Budde took issue with these orders and much of the rhetoric surrounding them.
“The people who pick our crops and clean our office buildings; who work in poultry farms and meatpacking plants; who wash dishes after eating in restaurants and who work night shifts in hospitals, they – They may not be citizens or have the proper documents, but the vast majority of immigrants are not criminals, they pay taxes and are good neighbors,” Budde said.
Budde has long criticized Trump and made headlines for it in 2020 when Trump took a photo outside a barricaded St. John’s Episcopal Church holding a Bible. Law enforcement had used chemical agents to disburse racial justice protesters, and Budde was outraged. THE The Washington Post reported at that time, Budde said, “Everything he has said and done is to fuel violence…We need moral leadership, and he has done everything to divide us.”
After Tuesday’s service, Republican U.S. Rep. Mike Collins of Georgia posted a video clip on X of Budde’s sermon with the text: “The person giving this sermon should be added to the deportation list.”
Towards the end of his sermon, Budde said: “I ask you to have mercy, Mr.
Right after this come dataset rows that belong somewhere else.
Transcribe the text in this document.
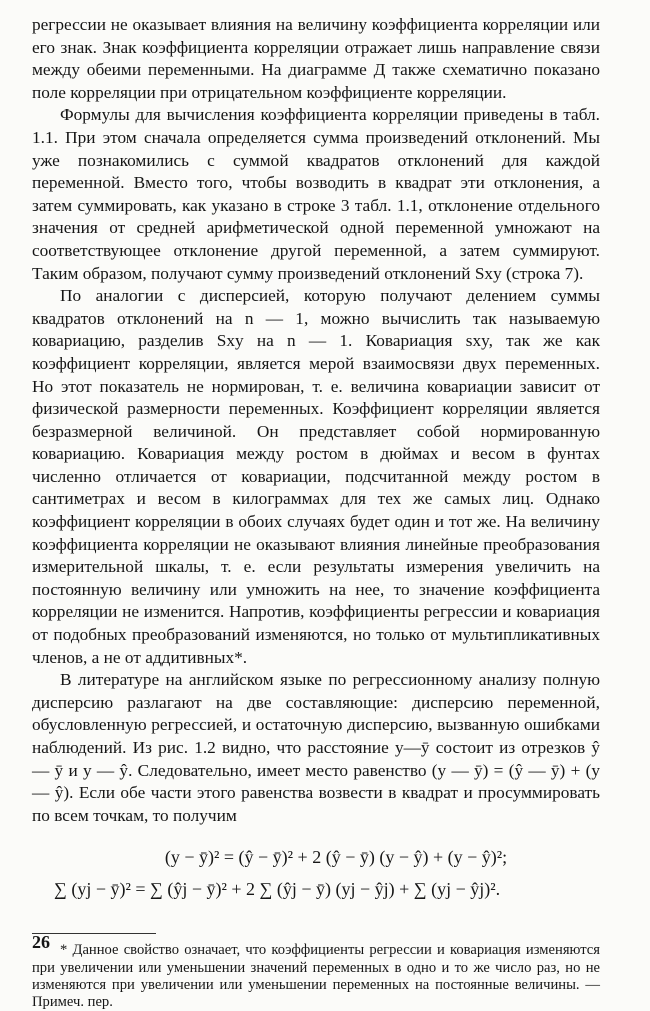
регрессии не оказывает влияния на величину коэффициента корреляции или его знак. Знак коэффициента корреляции отражает лишь направление связи между обеими переменными. На диаграмме Д также схематично показано поле корреляции при отрицательном коэффициенте корреляции.

Формулы для вычисления коэффициента корреляции приведены в табл. 1.1. При этом сначала определяется сумма произведений отклонений. Мы уже познакомились с суммой квадратов отклонений для каждой переменной. Вместо того, чтобы возводить в квадрат эти отклонения, а затем суммировать, как указано в строке 3 табл. 1.1, отклонение отдельного значения от средней арифметической одной переменной умножают на соответствующее отклонение другой переменной, а затем суммируют. Таким образом, получают сумму произведений отклонений Sxy (строка 7).

По аналогии с дисперсией, которую получают делением суммы квадратов отклонений на n — 1, можно вычислить так называемую ковариацию, разделив Sxy на n — 1. Ковариация sxy, так же как коэффициент корреляции, является мерой взаимосвязи двух переменных. Но этот показатель не нормирован, т. е. величина ковариации зависит от физической размерности переменных. Коэффициент корреляции является безразмерной величиной. Он представляет собой нормированную ковариацию. Ковариация между ростом в дюймах и весом в фунтах численно отличается от ковариации, подсчитанной между ростом в сантиметрах и весом в килограммах для тех же самых лиц. Однако коэффициент корреляции в обоих случаях будет один и тот же. На величину коэффициента корреляции не оказывают влияния линейные преобразования измерительной шкалы, т. е. если результаты измерения увеличить на постоянную величину или умножить на нее, то значение коэффициента корреляции не изменится. Напротив, коэффициенты регрессии и ковариация от подобных преобразований изменяются, но только от мультипликативных членов, а не от аддитивных*.

В литературе на английском языке по регрессионному анализу полную дисперсию разлагают на две составляющие: дисперсию переменной, обусловленную регрессией, и остаточную дисперсию, вызванную ошибками наблюдений. Из рис. 1.2 видно, что расстояние y—ȳ состоит из отрезков ŷ — ȳ и y — ŷ. Следовательно, имеет место равенство (y — ȳ) = (ŷ — ȳ) + (y — ŷ). Если обе части этого равенства возвести в квадрат и просуммировать по всем точкам, то получим

(y − ȳ)² = (ŷ − ȳ)² + 2 (ŷ − ȳ) (y − ŷ) + (y − ŷ)²;
∑ (yj − ȳ)² = ∑ (ŷj − ȳ)² + 2 ∑ (ŷj − ȳ) (yj − ŷj) + ∑ (yj − ŷj)².

* Данное свойство означает, что коэффициенты регрессии и ковариация изменяются при увеличении или уменьшении значений переменных в одно и то же число раз, но не изменяются при увеличении или уменьшении переменных на постоянные величины. — Примеч. пер.

26
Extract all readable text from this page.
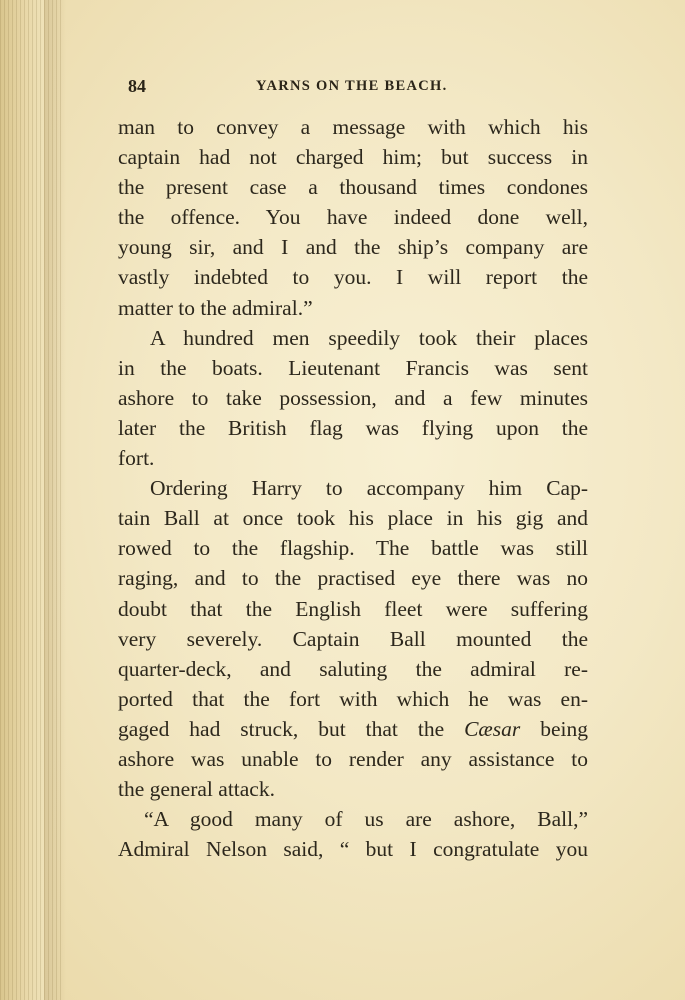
84	YARNS ON THE BEACH.
man to convey a message with which his
captain had not charged him; but success in
the present case a thousand times condones
the offence. You have indeed done well,
young sir, and I and the ship’s company are
vastly indebted to you. I will report the
matter to the admiral.”
A hundred men speedily took their places
in the boats. Lieutenant Francis was sent
ashore to take possession, and a few minutes
later the British flag was flying upon the
fort.
Ordering Harry to accompany him Cap-
tain Ball at once took his place in his gig and
rowed to the flagship. The battle was still
raging, and to the practised eye there was no
doubt that the English fleet were suffering
very severely. Captain Ball mounted the
quarter-deck, and saluting the admiral re-
ported that the fort with which he was en-
gaged had struck, but that the Cæsar being
ashore was unable to render any assistance to
the general attack.
“A good many of us are ashore, Ball,”
Admiral Nelson said, “ but I congratulate you
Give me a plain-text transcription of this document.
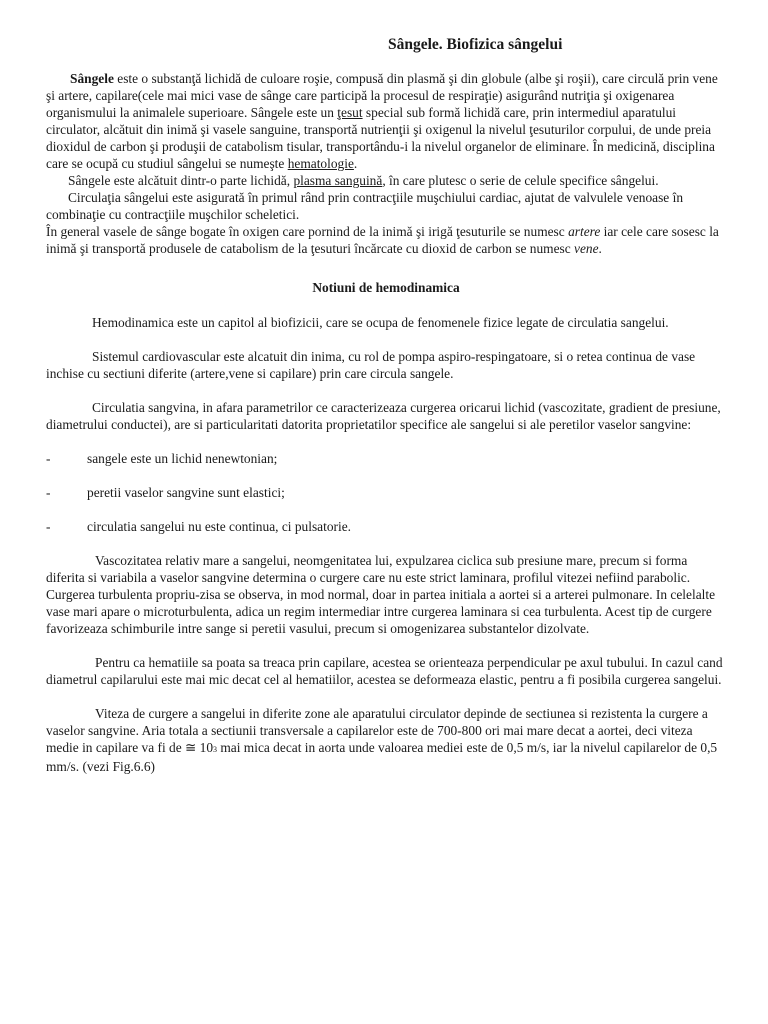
Sângele. Biofizica sângelui

Sângele este o substanţă lichidă de culoare roşie, compusă din plasmă şi din globule (albe şi roşii), care circulă prin vene şi artere, capilare(cele mai mici vase de sânge care participă la procesul de respiraţie) asigurând nutriţia şi oxigenarea organismului la animalele superioare. Sângele este un ţesut special sub formă lichidă care, prin intermediul aparatului circulator, alcătuit din inimă şi vasele sanguine, transportă nutrienţii şi oxigenul la nivelul ţesuturilor corpului, de unde preia dioxidul de carbon şi produşii de catabolism tisular, transportându-i la nivelul organelor de eliminare. În medicină, disciplina care se ocupă cu studiul sângelui se numeşte hematologie.

Sângele este alcătuit dintr-o parte lichidă, plasma sanguină, în care plutesc o serie de celule specifice sângelui.

Circulaţia sângelui este asigurată în primul rând prin contracţiile muşchiului cardiac, ajutat de valvulele venoase în combinaţie cu contracţiile muşchilor scheletici.

În general vasele de sânge bogate în oxigen care pornind de la inimă şi irigă ţesuturile se numesc artere iar cele care sosesc la inimă şi transportă produsele de catabolism de la ţesuturi încărcate cu dioxid de carbon se numesc vene.

Notiuni de hemodinamica

Hemodinamica este un capitol al biofizicii, care se ocupa de fenomenele fizice legate de circulatia sangelui.

Sistemul cardiovascular este alcatuit din inima, cu rol de pompa aspiro-respingatoare, si o retea continua de vase inchise cu sectiuni diferite (artere,vene si capilare) prin care circula sangele.

Circulatia sangvina, in afara parametrilor ce caracterizeaza curgerea oricarui lichid (vascozitate, gradient de presiune, diametrului conductei), are si particularitati datorita proprietatilor specifice ale sangelui si ale peretilor vaselor sangvine:

-	sangele este un lichid nenewtonian;
-	peretii vaselor sangvine sunt elastici;
-	circulatia sangelui nu este continua, ci pulsatorie.

Vascozitatea relativ mare a sangelui, neomgenitatea lui, expulzarea ciclica sub presiune mare, precum si forma diferita si variabila a vaselor sangvine determina o curgere care nu este strict laminara, profilul vitezei nefiind parabolic. Curgerea turbulenta propriu-zisa se observa, in mod normal, doar in partea initiala a aortei si a arterei pulmonare. In celelalte vase mari apare o microturbulenta, adica un regim intermediar intre curgerea laminara si cea turbulenta. Acest tip de curgere favorizeaza schimburile intre sange si peretii vasului, precum si omogenizarea substantelor dizolvate.

Pentru ca hematiile sa poata sa treaca prin capilare, acestea se orienteaza perpendicular pe axul tubului. In cazul cand diametrul capilarului este mai mic decat cel al hematiilor, acestea se deformeaza elastic, pentru a fi posibila curgerea sangelui.

Viteza de curgere a sangelui in diferite zone ale aparatului circulator depinde de sectiunea si rezistenta la curgere a vaselor sangvine. Aria totala a sectiunii transversale a capilarelor este de 700-800 ori mai mare decat a aortei, deci viteza medie in capilare va fi de ≅ 103 mai mica decat in aorta unde valoarea mediei este de 0,5 m/s, iar la nivelul capilarelor de 0,5 mm/s. (vezi Fig.6.6)
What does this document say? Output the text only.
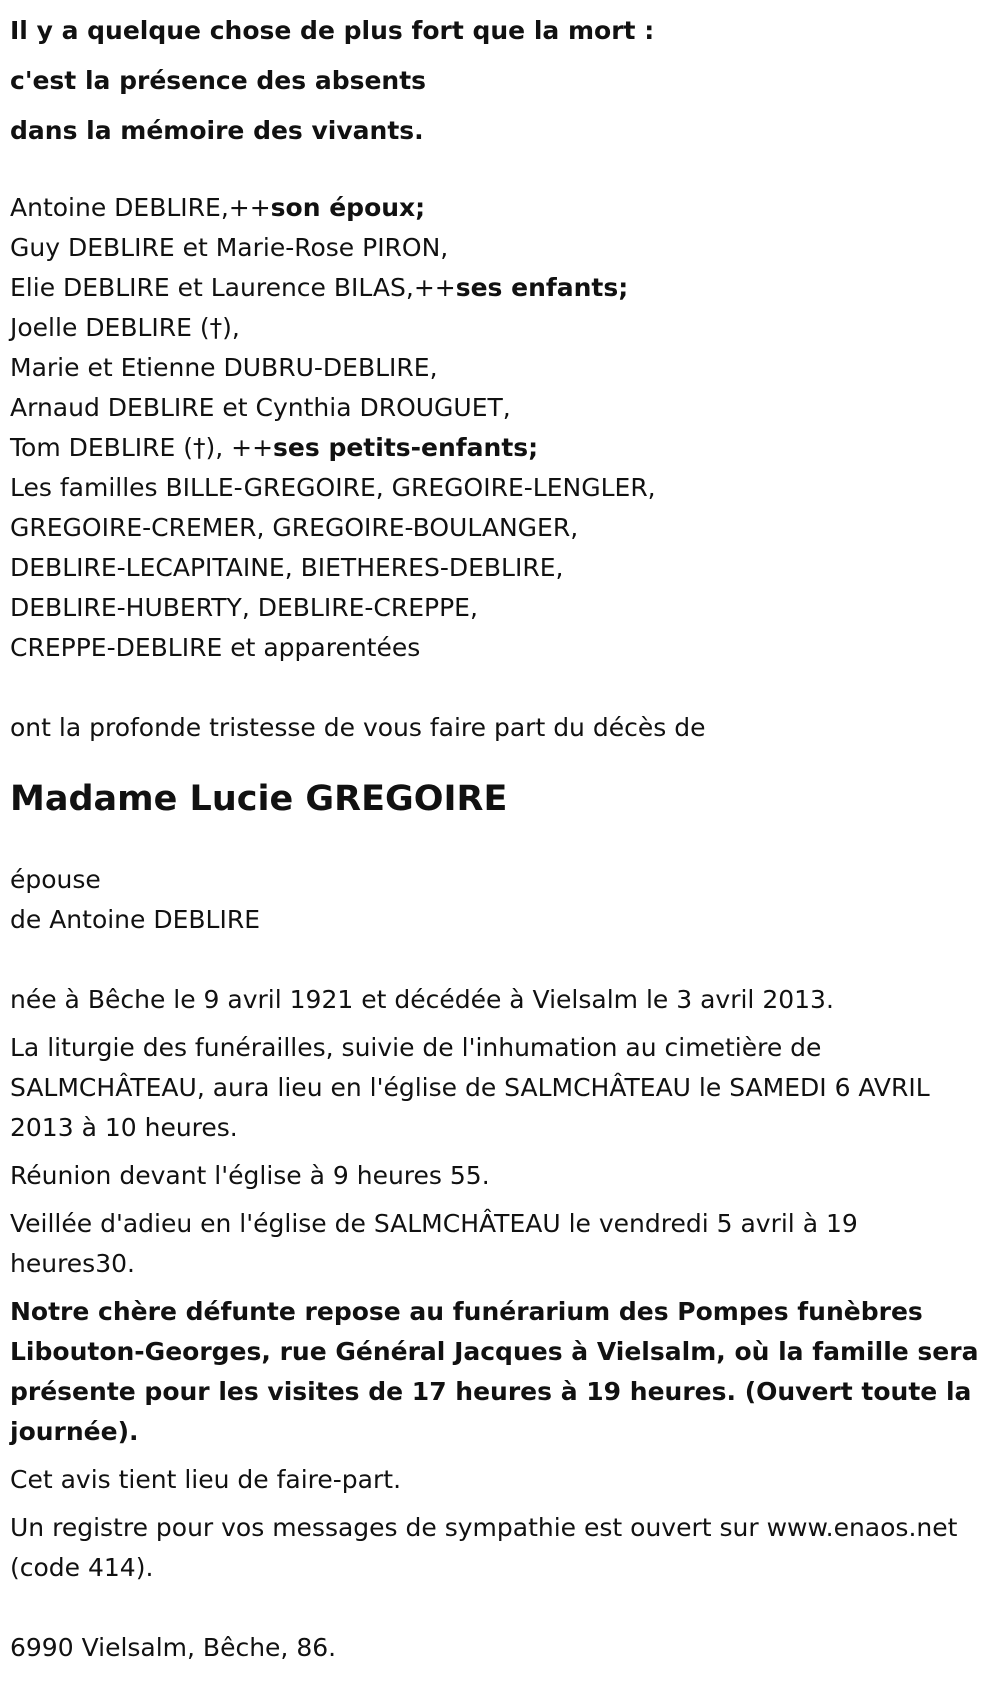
Il y a quelque chose de plus fort que la mort :
c'est la présence des absents
dans la mémoire des vivants.
Antoine DEBLIRE,++son époux;
Guy DEBLIRE et Marie-Rose PIRON,
Elie DEBLIRE et Laurence BILAS,++ses enfants;
Joelle DEBLIRE (†),
Marie et Etienne DUBRU-DEBLIRE,
Arnaud DEBLIRE et Cynthia DROUGUET,
Tom DEBLIRE (†), ++ses petits-enfants;
Les familles BILLE-GREGOIRE, GREGOIRE-LENGLER,
GREGOIRE-CREMER, GREGOIRE-BOULANGER,
DEBLIRE-LECAPITAINE, BIETHERES-DEBLIRE,
DEBLIRE-HUBERTY, DEBLIRE-CREPPE,
CREPPE-DEBLIRE et apparentées
ont la profonde tristesse de vous faire part du décès de
Madame Lucie GREGOIRE
épouse
de Antoine DEBLIRE

née à Bêche le 9 avril 1921 et décédée à Vielsalm le 3 avril 2013.

La liturgie des funérailles, suivie de l'inhumation au cimetière de SALMCHÂTEAU, aura lieu en l'église de SALMCHÂTEAU le SAMEDI 6 AVRIL 2013 à 10 heures.

Réunion devant l'église à 9 heures 55.

Veillée d'adieu en l'église de SALMCHÂTEAU le vendredi 5 avril à 19 heures30.

Notre chère défunte repose au funérarium des Pompes funèbres Libouton-Georges, rue Général Jacques à Vielsalm, où la famille sera présente pour les visites de 17 heures à 19 heures. (Ouvert toute la journée).

Cet avis tient lieu de faire-part.

Un registre pour vos messages de sympathie est ouvert sur www.enaos.net (code 414).

6990 Vielsalm, Bêche, 86.
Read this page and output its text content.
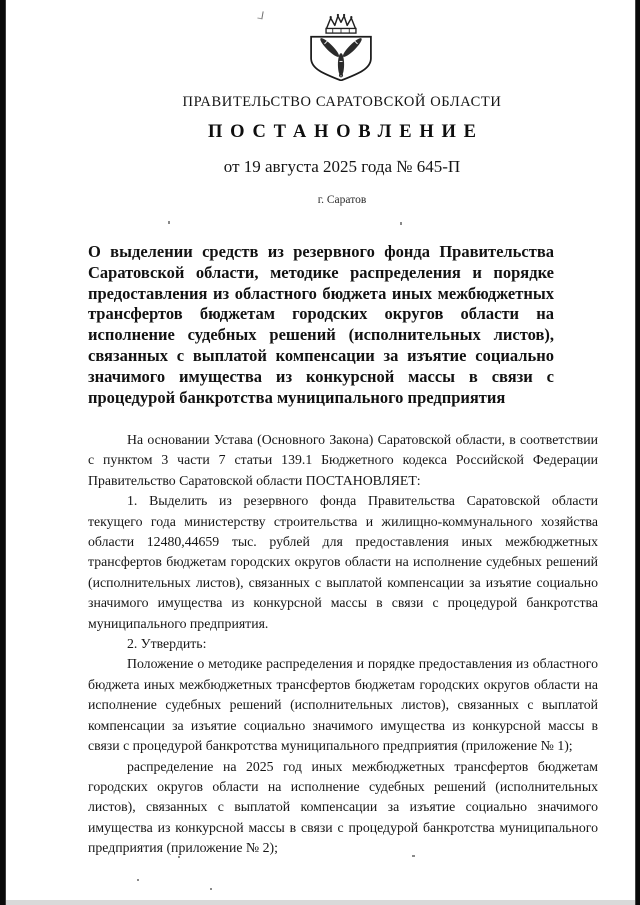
ПРАВИТЕЛЬСТВО САРАТОВСКОЙ ОБЛАСТИ
ПОСТАНОВЛЕНИЕ
от 19 августа 2025 года № 645-П
г. Саратов
О выделении средств из резервного фонда Правительства Саратовской области, методике распределения и порядке предоставления из областного бюджета иных межбюджетных трансфертов бюджетам городских округов области на исполнение судебных решений (исполнительных листов), связанных с выплатой компенсации за изъятие социально значимого имущества из конкурсной массы в связи с процедурой банкротства муниципального предприятия

На основании Устава (Основного Закона) Саратовской области, в соответствии с пунктом 3 части 7 статьи 139.1 Бюджетного кодекса Российской Федерации Правительство Саратовской области ПОСТАНОВЛЯЕТ:

1. Выделить из резервного фонда Правительства Саратовской области текущего года министерству строительства и жилищно-коммунального хозяйства области 12480,44659 тыс. рублей для предоставления иных межбюджетных трансфертов бюджетам городских округов области на исполнение судебных решений (исполнительных листов), связанных с выплатой компенсации за изъятие социально значимого имущества из конкурсной массы в связи с процедурой банкротства муниципального предприятия.

2. Утвердить:

Положение о методике распределения и порядке предоставления из областного бюджета иных межбюджетных трансфертов бюджетам городских округов области на исполнение судебных решений (исполнительных листов), связанных с выплатой компенсации за изъятие социально значимого имущества из конкурсной массы в связи с процедурой банкротства муниципального предприятия (приложение № 1);

распределение на 2025 год иных межбюджетных трансфертов бюджетам городских округов области на исполнение судебных решений (исполнительных листов), связанных с выплатой компенсации за изъятие социально значимого имущества из конкурсной массы в связи с процедурой банкротства муниципального предприятия (приложение № 2);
President, on those in our communities whose children fear their parents will be taken. And that you help those fleeing war zones and persecution. their own lands to find compassion and welcome here. Our God teaches us that we are to be merciful to the stranger, for we were all once strangers in this land.
Asked about the service Tuesday, Trump told reporters at the White House that he “didn’t think it was a good service.”